Au fil du temps, Changbin s'était pris à attendre Hyunjin — ses appels, ses visites, ses rires et ses baisers aussi. Si bien qu'il allait lui même à sa rencontre. Il venait s'assoir dans les amphithéâtres qu'il fréquentait, non pas pour suivre ses cours mais juste pour le voir. Il lui apportait parfois un café ou un muffin tout chaud qu'il venait tout juste d'acheter. De temps à autres, il se présentait même chez lui à l'improviste et Hyunjin le laissait toujours entrer, comme s'il l'avait attendu.
C'était différent des autres, pensait Changbin. Et ça ne le dérangeait pas.
D'autant plus que, tout ce qu'il faisait, Hyunjin le lui rendait.
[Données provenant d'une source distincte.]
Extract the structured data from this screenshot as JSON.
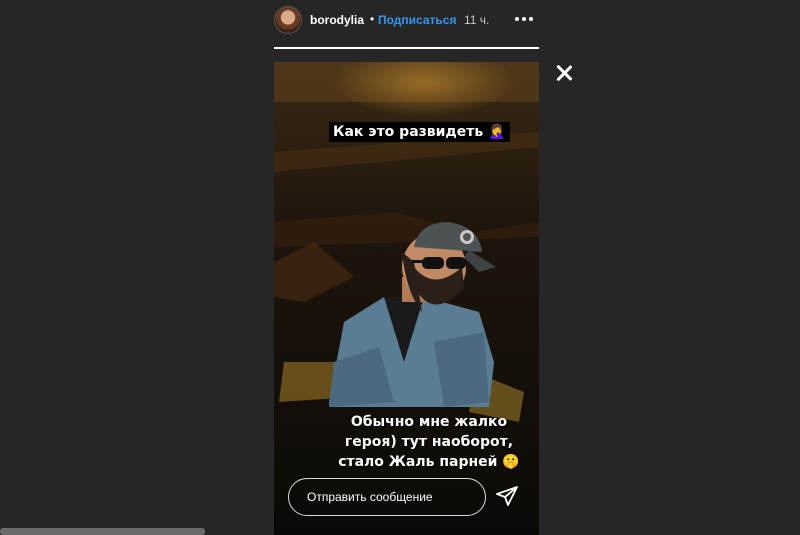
{
  "header": {
    "username": "borodylia",
    "separator": "•",
    "follow_label": "Подписаться",
    "time": "11 ч.",
    "more_icon": "more-horizontal-icon"
  },
  "story": {
    "progress": 1.0,
    "caption_top": "Как это развидеть 🤦‍♀️",
    "caption_bottom": [
      "Обычно мне жалко",
      "героя) тут наоборот,",
      "стало   Жаль парней 🤫"
    ],
    "message_placeholder": "Отправить сообщение",
    "send_icon": "paper-plane-icon",
    "close_icon": "close-icon"
  },
  "colors": {
    "background": "#262626",
    "accent": "#3797f0"
  }
}
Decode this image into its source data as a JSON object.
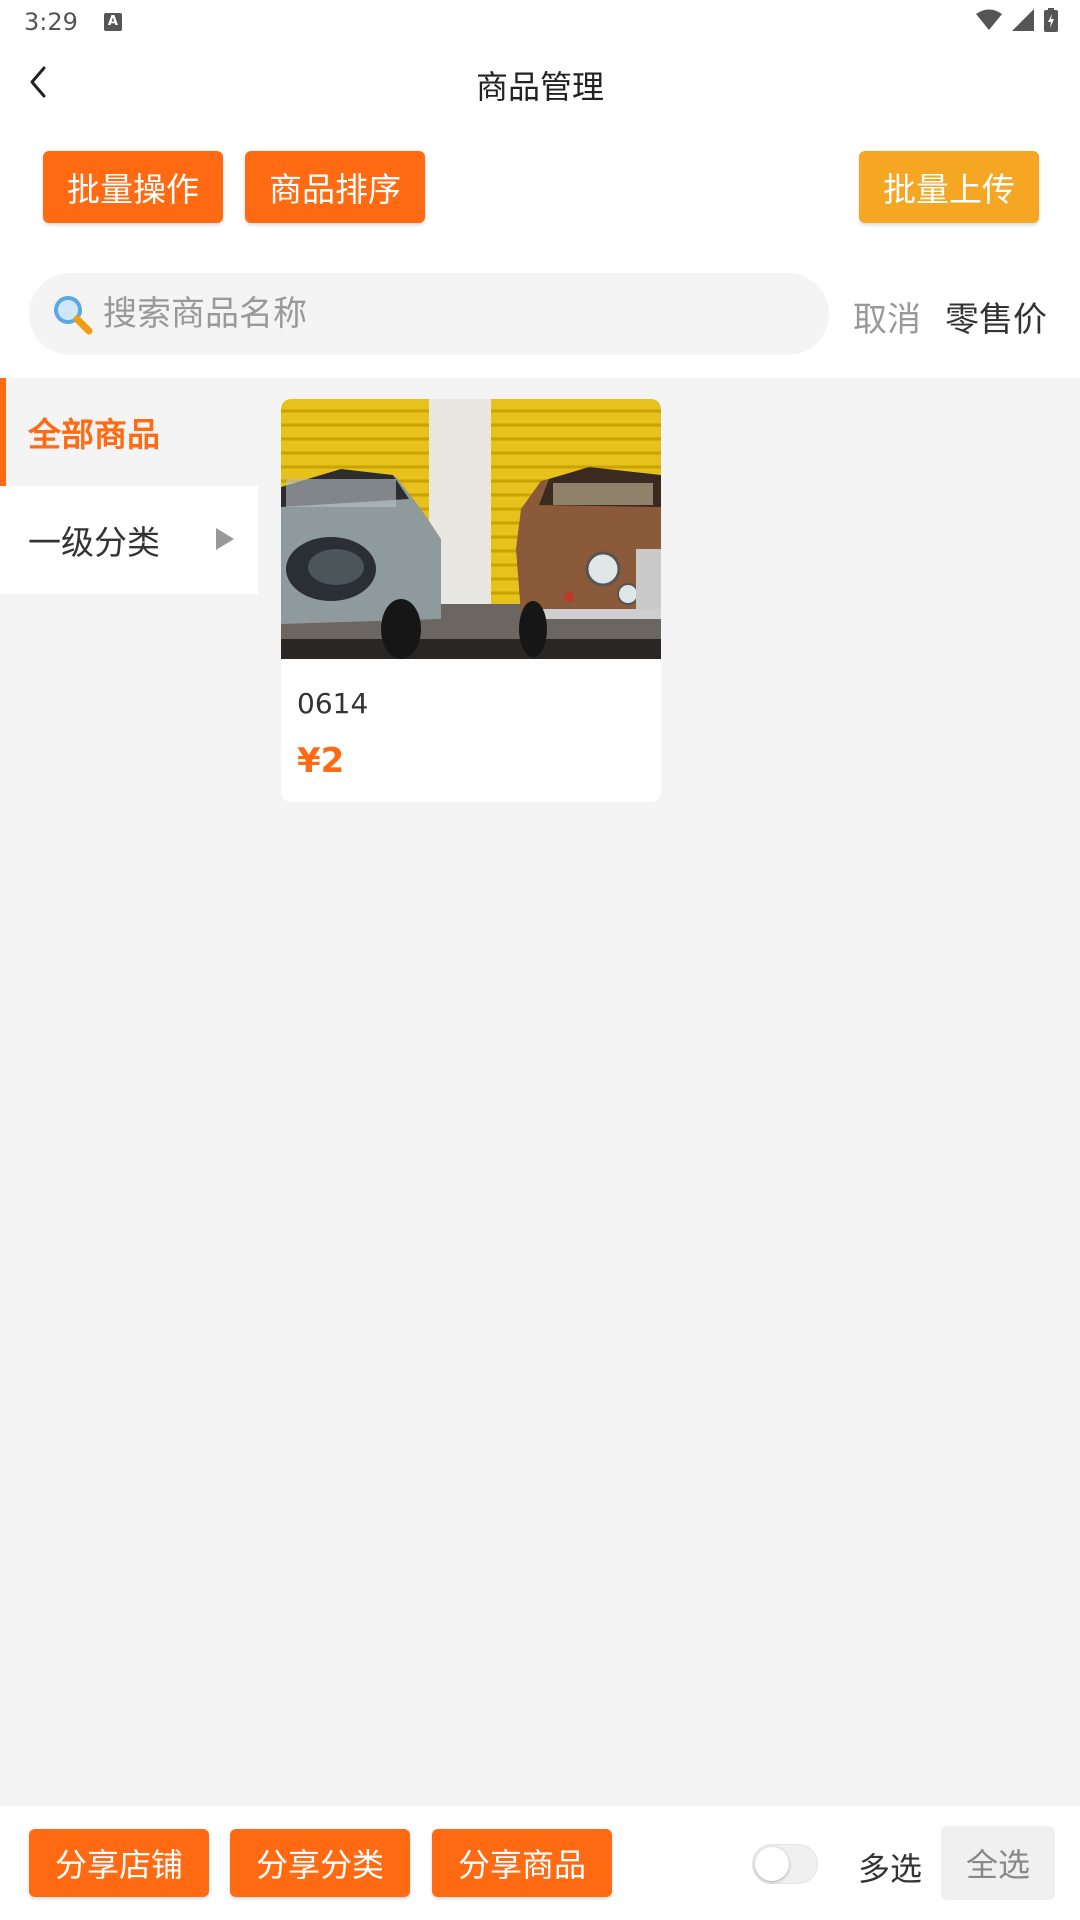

Le grand noiraud l'appelait souvent le matin, allait à la salle de sport sur le même emploi du temps que le sien ou calquait ses pauses sur les siennes lors des examens, juste pour qu'ils puissent se voir et lier leurs mains.
Sans vraiment en être conscient, Changbin commençait un peu à comprendre ce qu'entendaient les autres quand ils parlaient d'amour. Il se disait que c'était sûrement grâce à Hyunjin et ses sourires qui rivalisaient avec le soleil tant ils brillaient.
Malgré tout, "aimer", que ce soit pour Changbin ou qui que ce soit d'autre voudrait toujours dire quelque chose de différent. Et n'était-ce pas ça, la beauté de cette émotion si humaine ? Il n y avait pas une définition universelle. L'amour, c'était peut être trouver la pièce de puzzle qui s'imbriquait parfaitement dans la nôtre. Aussi surprenant cela puisse être, le brun pensait avoir trouvé la sienne.
Alors oui, Changbin ne croyait peut être pas au grand amour, mais il croyait en Hyunjin.